Film Diary / 25.11.2010

This was our second night filming session of the season, just six days after the first. We went to the Knoll National Park and I filmed a Richmond River Snail, which has a conical shell; two eye-catching caterpillars suspended on threads; a glow worm curtain; a bush rat which miraculously clung to a bush for several minutes, even repositioning itself before moving on at an unhurried pace; a Black Spotted Semi-Slug, one of my favourite denizens of our rainforest; and a Net-Casting Spider which I had never previously encountered. It was much smaller than I had anticipated and I managed to get some footage of its net, which it appeared to consume.

Logo

Website / 22.11.2010

I emailed Christina explaining that we need to increase the number of gallery pages on the website in order to provide EOL with more data and requesting information for Steve to be able to do this from here. In just over five years we have created 13 gallery pages totalling 156 images, whereas in less than a year I have uploaded over 300 images to my ‘One small place on earth . . .’ Facebook page. Of course I am not comparing like with like, but we do need to try and improve our productivity.

Logo

Film Diary / 15.11.2010

I have been able to film at night on a weekly basis, which is very gratifying given that I am unable to film in the rain and we have had constant showery weather. This time we were in MacDonald National Park and I filmed snails, a fly and a pair of skinks, the female with eggs. The high point was filming two newly emerged Green Grocer Cicadas, the most common species round here.

Logo

Film Diary / 06.11.2010

We have had a lot of rain throughout the past two years. A spring-fed creek has regularly formed a pond in a dip in a small property not far from where I live. Late in the day I filmed a pair of Wood Ducks roosting and saw that they had ducklings. Eventually the ducklings emerged and even entered the water. There were ten of them. Then they returned to their mother and I filmed them all managing to fit beneath her wings, which appeared to even exceed those of an aircraft in their ability to extend.

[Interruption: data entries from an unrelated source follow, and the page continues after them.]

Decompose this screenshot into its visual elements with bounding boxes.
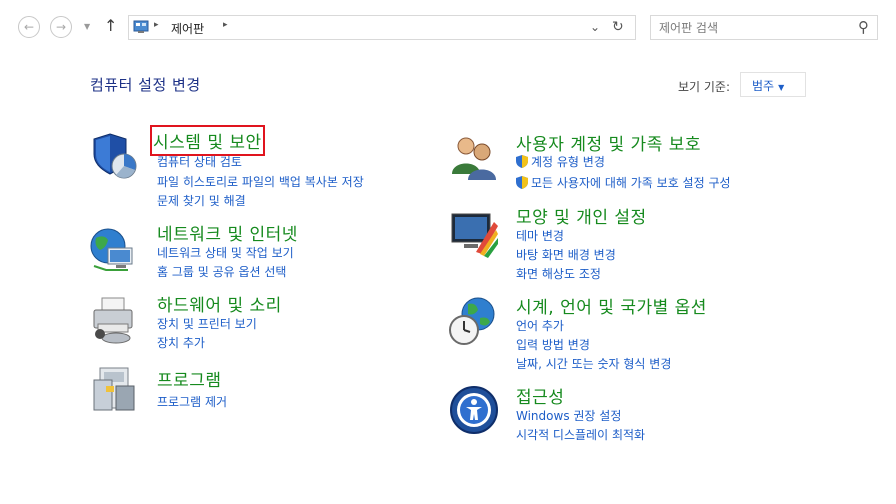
up-button[interactable]: ↑ [104, 16, 117, 35]
link-family-safety-setup[interactable]: 모든 사용자에 대해 가족 보호 설정 구성 [516, 174, 731, 191]
system-security-icon[interactable] [88, 130, 140, 182]
link-change-date-time-format[interactable]: 날짜, 시간 또는 숫자 형식 변경 [516, 355, 671, 372]
arrow-up-icon: ↑ [104, 16, 118, 35]
refresh-button[interactable]: ↻ [612, 19, 624, 35]
link-change-theme[interactable]: 테마 변경 [516, 227, 564, 244]
category-title-programs[interactable]: 프로그램 [157, 366, 222, 391]
programs-icon[interactable] [88, 364, 140, 416]
clock-language-region-icon[interactable] [448, 294, 500, 346]
link-add-device[interactable]: 장치 추가 [157, 334, 205, 351]
link-windows-suggested-settings[interactable]: Windows 권장 설정 [516, 407, 621, 424]
address-dropdown-button[interactable]: ⌄ [590, 20, 600, 34]
category-title-clock-language-region[interactable]: 시계, 언어 및 국가별 옵션 [516, 293, 707, 318]
view-by-dropdown[interactable]: 범주 ▼ [740, 72, 806, 97]
address-bar[interactable]: ▸ 제어판 ▸ ⌄ ↻ [128, 15, 636, 40]
category-title-appearance[interactable]: 모양 및 개인 설정 [516, 203, 647, 228]
link-file-history-backup[interactable]: 파일 히스토리로 파일의 백업 복사본 저장 [157, 173, 364, 190]
link-adjust-resolution[interactable]: 화면 해상도 조정 [516, 265, 601, 282]
link-label: 계정 유형 변경 [531, 155, 605, 169]
search-icon[interactable]: ⚲ [858, 18, 869, 36]
view-by-value: 범주 [752, 79, 775, 93]
back-button[interactable]: ← [18, 16, 40, 38]
link-view-network-status[interactable]: 네트워크 상태 및 작업 보기 [157, 244, 294, 261]
chevron-down-icon: ▼ [778, 83, 785, 92]
category-title-system-security[interactable]: 시스템 및 보안 [150, 125, 265, 156]
link-uninstall-program[interactable]: 프로그램 제거 [157, 393, 227, 410]
uac-shield-icon [516, 155, 528, 168]
breadcrumb-control-panel[interactable]: 제어판 [171, 20, 204, 37]
appearance-personalization-icon[interactable] [448, 208, 500, 260]
chevron-down-icon: ▼ [84, 22, 91, 31]
link-label: 모든 사용자에 대해 가족 보호 설정 구성 [531, 176, 731, 190]
category-title-ease-of-access[interactable]: 접근성 [516, 383, 564, 408]
refresh-icon: ↻ [612, 19, 624, 35]
breadcrumb-separator[interactable]: ▸ [154, 20, 159, 30]
category-title-user-accounts[interactable]: 사용자 계정 및 가족 보호 [516, 130, 701, 155]
search-box[interactable]: ⚲ [650, 15, 878, 40]
hardware-sound-icon[interactable] [88, 294, 140, 346]
link-optimize-visual-display[interactable]: 시각적 디스플레이 최적화 [516, 426, 645, 443]
category-title-network-internet[interactable]: 네트워크 및 인터넷 [157, 220, 298, 245]
category-title-hardware-sound[interactable]: 하드웨어 및 소리 [157, 291, 282, 316]
link-review-computer-status[interactable]: 컴퓨터 상태 검토 [157, 153, 242, 170]
forward-button[interactable]: → [50, 16, 72, 38]
link-change-account-type[interactable]: 계정 유형 변경 [516, 153, 605, 170]
link-add-language[interactable]: 언어 추가 [516, 317, 564, 334]
search-input[interactable] [659, 19, 839, 37]
chevron-down-icon: ⌄ [590, 20, 601, 34]
ease-of-access-icon[interactable] [448, 384, 500, 436]
page-title: 컴퓨터 설정 변경 [90, 76, 201, 94]
view-by-label: 보기 기준: [678, 80, 731, 94]
breadcrumb-separator[interactable]: ▸ [223, 20, 228, 30]
uac-shield-icon [516, 176, 528, 189]
link-change-desktop-background[interactable]: 바탕 화면 배경 변경 [516, 246, 616, 263]
link-find-fix-problems[interactable]: 문제 찾기 및 해결 [157, 192, 246, 209]
recent-locations-dropdown[interactable]: ▼ [84, 22, 90, 31]
link-change-input-methods[interactable]: 입력 방법 변경 [516, 336, 590, 353]
network-internet-icon[interactable] [88, 224, 140, 276]
user-accounts-icon[interactable] [448, 130, 500, 182]
control-panel-icon [133, 20, 149, 33]
arrow-right-icon: → [55, 20, 67, 34]
arrow-left-icon: ← [23, 20, 35, 34]
link-homegroup-sharing[interactable]: 홈 그룹 및 공유 옵션 선택 [157, 263, 286, 280]
link-devices-printers[interactable]: 장치 및 프린터 보기 [157, 315, 257, 332]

PS  On November 10, I filmed nine ducklings and shortly thereafter they had moved to the property to the rear.

Logo

Website / 04.11.2010

The first I knew that The Biodiversity of Tamborine Mountain had become an EOL Content Partner was an email I received today addressed to Content Partners about the appointment of EOL’s new Executive Director and another stating that I could now check last month’s usage of my data on EOL.

A quick visit to my EOL gallery revealed some long-standing errors and omissions. Still, it is a relief to at last be a Content Partner after 18 months of to-ing and fro-ing. The Content Partner page on which my website appears is here.

Logo

Film Diary / 25.10.2010

This was our second night filming session of the season, just six days after the first. We went to the Knoll National Park and I filmed a Richmond River Snail, which has a conical shell; two eye-catching caterpillars suspended on threads; a glow worm curtain; a bush rat which miraculously clung to a bush for several minutes, even repositioning itself before moving on at an unhurried pace; a Black Spotted Semi-Slug, one of my favourite denizens of our rainforest; and a Net-Casting Spider which I had never previously encountered. It was much smaller than I had anticipated and I managed to get some footage of its net, which it appeared to consume.